O'Brien's conclusion is that Hogg's
social and emotional immaturity (because he is still a developing minor) leads
to his halting speech and mistakes -- which is completely normal for a teen his
age. She believes he was not coached but that he isn't as good of a speaker as
we've been led to believe and he needs to practice before he speaks.
This video was flagged as
"bullying," giving her channel one strike. Shortly after, another
video of a Parkland shooting witness was flagged for the same issue. The most
controversial thing O'Brien said in this video is that the teen is emotionally
immature, which makes her smile under stress. O'Brien was defending the
students she was accused of bullying! Strike two.
Then, in a bizarre twist, they flagged an old video she had made of an
Australian woman accused of drug smuggling because O'Brien called her
"stupid." This was the third strike and O'Brien's channel was
deleted.
She fought the deletion and YouTube
reinstated her channel without the David Hogg video, but republished the other
two. They offered no explanation for the change of heart. PJM reached out to YouTube
several times for a comment on this situation and received no response. It's
unknown why YouTube has an email address for press to contact them when they do
not respond to it. Not even Facebook is this bad at public relations. (In fact,
Facebook is the best of the social media giants in responding to press.)
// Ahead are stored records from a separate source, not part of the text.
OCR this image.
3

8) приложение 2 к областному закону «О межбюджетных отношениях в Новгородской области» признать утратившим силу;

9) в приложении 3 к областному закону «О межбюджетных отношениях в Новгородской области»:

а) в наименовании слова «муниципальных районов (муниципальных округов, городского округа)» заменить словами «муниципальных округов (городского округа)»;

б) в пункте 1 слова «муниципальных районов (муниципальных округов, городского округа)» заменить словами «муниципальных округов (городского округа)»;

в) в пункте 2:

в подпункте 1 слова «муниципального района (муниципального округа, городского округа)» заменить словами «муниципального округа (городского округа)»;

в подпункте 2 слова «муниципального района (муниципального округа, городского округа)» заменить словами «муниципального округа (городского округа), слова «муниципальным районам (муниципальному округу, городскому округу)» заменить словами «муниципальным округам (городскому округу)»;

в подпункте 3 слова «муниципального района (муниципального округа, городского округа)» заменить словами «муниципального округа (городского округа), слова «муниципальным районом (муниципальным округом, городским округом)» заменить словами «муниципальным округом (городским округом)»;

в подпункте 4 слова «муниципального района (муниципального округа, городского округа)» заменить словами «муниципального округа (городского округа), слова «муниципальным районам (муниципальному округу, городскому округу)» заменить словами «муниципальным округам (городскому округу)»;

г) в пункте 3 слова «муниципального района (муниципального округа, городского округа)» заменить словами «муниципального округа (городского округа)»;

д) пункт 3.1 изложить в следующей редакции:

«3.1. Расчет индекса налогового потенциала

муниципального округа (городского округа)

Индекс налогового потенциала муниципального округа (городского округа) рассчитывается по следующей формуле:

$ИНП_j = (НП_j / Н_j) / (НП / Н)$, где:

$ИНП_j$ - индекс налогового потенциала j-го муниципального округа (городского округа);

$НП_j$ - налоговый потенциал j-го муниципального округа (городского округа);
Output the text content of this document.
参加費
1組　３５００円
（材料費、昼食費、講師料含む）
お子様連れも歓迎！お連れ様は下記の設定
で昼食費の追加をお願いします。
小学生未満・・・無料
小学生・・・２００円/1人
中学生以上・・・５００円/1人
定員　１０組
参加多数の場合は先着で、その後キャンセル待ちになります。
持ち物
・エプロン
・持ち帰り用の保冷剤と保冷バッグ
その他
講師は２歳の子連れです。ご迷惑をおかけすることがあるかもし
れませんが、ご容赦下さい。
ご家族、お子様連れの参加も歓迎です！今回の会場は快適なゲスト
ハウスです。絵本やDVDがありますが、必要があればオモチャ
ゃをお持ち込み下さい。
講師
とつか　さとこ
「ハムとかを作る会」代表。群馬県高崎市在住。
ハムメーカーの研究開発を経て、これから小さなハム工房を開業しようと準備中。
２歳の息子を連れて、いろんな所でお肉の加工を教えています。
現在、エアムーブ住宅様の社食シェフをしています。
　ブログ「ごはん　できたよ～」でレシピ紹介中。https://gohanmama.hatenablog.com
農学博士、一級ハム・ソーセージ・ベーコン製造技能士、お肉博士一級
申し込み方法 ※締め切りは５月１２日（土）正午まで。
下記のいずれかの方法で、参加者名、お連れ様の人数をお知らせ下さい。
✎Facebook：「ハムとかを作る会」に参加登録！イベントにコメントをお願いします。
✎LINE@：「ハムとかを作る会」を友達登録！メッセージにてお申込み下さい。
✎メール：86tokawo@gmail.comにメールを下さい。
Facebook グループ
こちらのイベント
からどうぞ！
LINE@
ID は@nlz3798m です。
YouTube's continued refusal to publicly
address these deletions, bannings, and demonetizations has led to seething
anger among content creators and subscribers, which may have now spilled over
into homicidal behavior by Nasim Aghdam (we don't yet know for certain what
Aghdam's motive was).
While there is never an excuse for shooting
innocent people, Aghdam's frustration with YouTube highlights ongoing problems
that must be addressed by the company: mass deletions, loss of livelihood, and
censorship. They seem to think they don't have to answer to anyone, including
the press, about the asinine business decisions they keep making that suppress
the First Amendment and oppress their own content creators.
Most people like O'Brien (who are sane
and normal) take their content elsewhere, like to Vimeo and Bitchute, but
the psychological games YouTube plays with them are maddening! Deleting videos,
then reinstating, demonetizing then remonetizing... this goes on and on with no
reasonable explanation.
Robots send form letters informing you
of your disappearing videos. Despite the fact there's an entire office building
full of people at YouTube, there are no people ever available to talk about how
your channel may have been caught up in an algorithm it shouldn't have been in.
Years of your work then disappears and no one at YouTube cares to investigate
why or communicate with you about what happened. It's sadistic.
YouTube has a terrible business model that
treats its content creators (and the Constitution) like garbage. It should be
abandoned en masse and investigated.